Of the 15 surviving persons with >1 positive serologic test result, 13 (87%) consented to follow-up testing. All 7 (100%) surviving persons with >2 positive serologic test results 13 months after the MERS-CoV outbreak also consented. Each of these 7 persons was considered to be a probable MERS-CoV case-patient according to World Health Organization criteria; each had had a symptomatic acute respiratory infection during the outbreak period and documented, unprotected exposure to >1 person with a case confirmed by reverse transcription PCR.

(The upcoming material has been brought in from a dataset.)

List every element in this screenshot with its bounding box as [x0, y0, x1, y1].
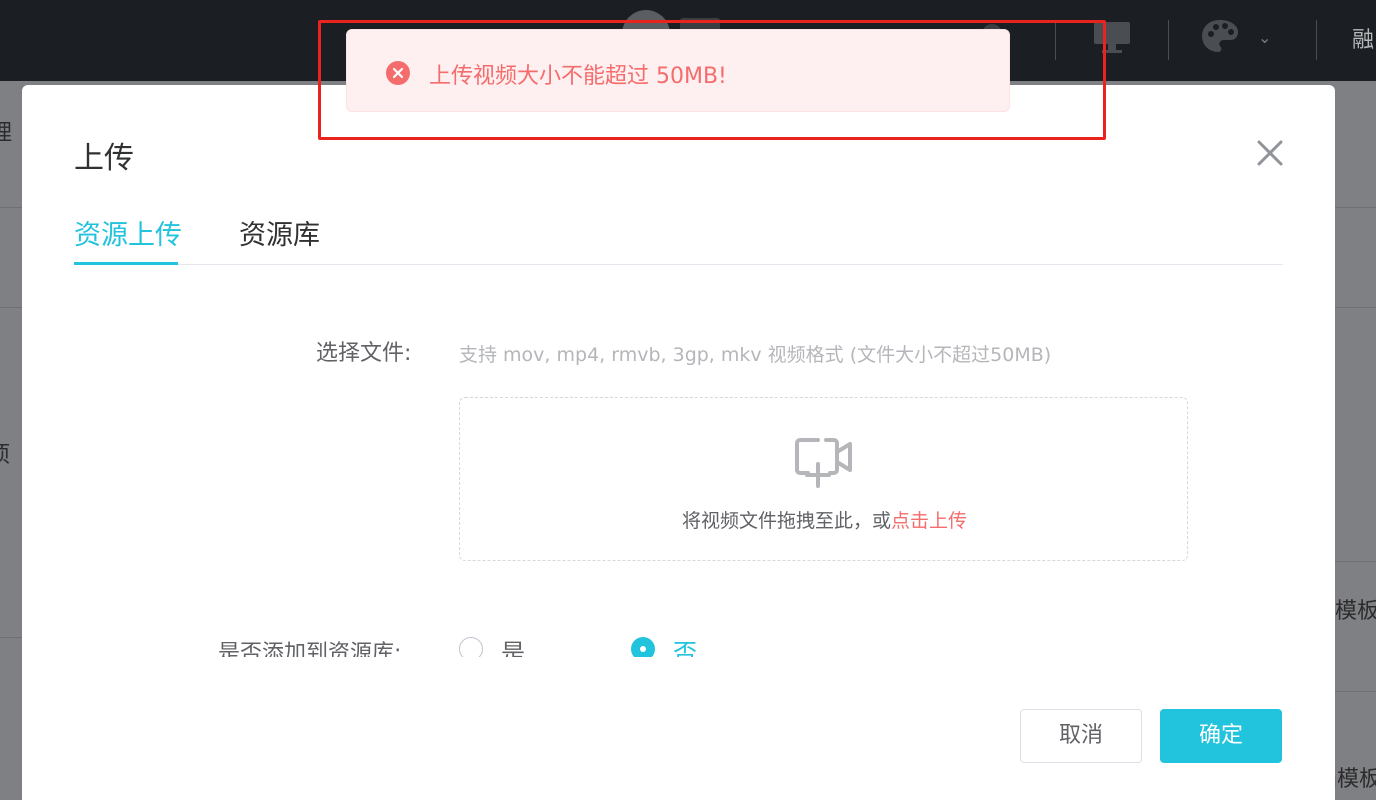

For the 7 probable case-patients, ELISA titers at 34 months ranged from <400 to 1,600, representing reduced antibody titers compared with the 13-month estimates (400–6,400) for all but 1 person (Table). A nurse who worked in an intensive care unit (participant 06) and cared for confirmed case-patients during the outbreak was the only participant for whom ELISA indicated a consistent titer of 1,600 at both times.

Of these 7 participants, 6 (86%) had neutralizing antibody titers ranging from 20 to 80 at the 34-month follow-up evaluation, and only 2 (29%) had any decrease in neutralizing antibody titers over time. One participant had no detectable neutralizing antibodies (Figure). Of the 7 participants for whom IFA results were positive at 13 months, 4 (57%) had positive results at 34 months.

Figure.

Neutralizing antibody titers against Middle East respiratory syndrome coronavirus (Hu/Jordan-N3/2012 strain) among 7 surviving case-patients at 13 and 34 months after the 2012 outbreak in Jordan. Patient numbers match those in the Table.

For the 8 surviving participants whose serologic results at 13 months were indeterminate, 6 (75%) consented to further testing. Of these, 3 (50%) reported having had no respiratory symptoms, 1 reported having had mild respiratory symptoms, and 2 had been hospitalized with respiratory infections; all 6 had had documented, unprotected exposure to >1 case-patient. Each of these 6 persons had negative serologic test results at 34 months and continue to be considered negative overall.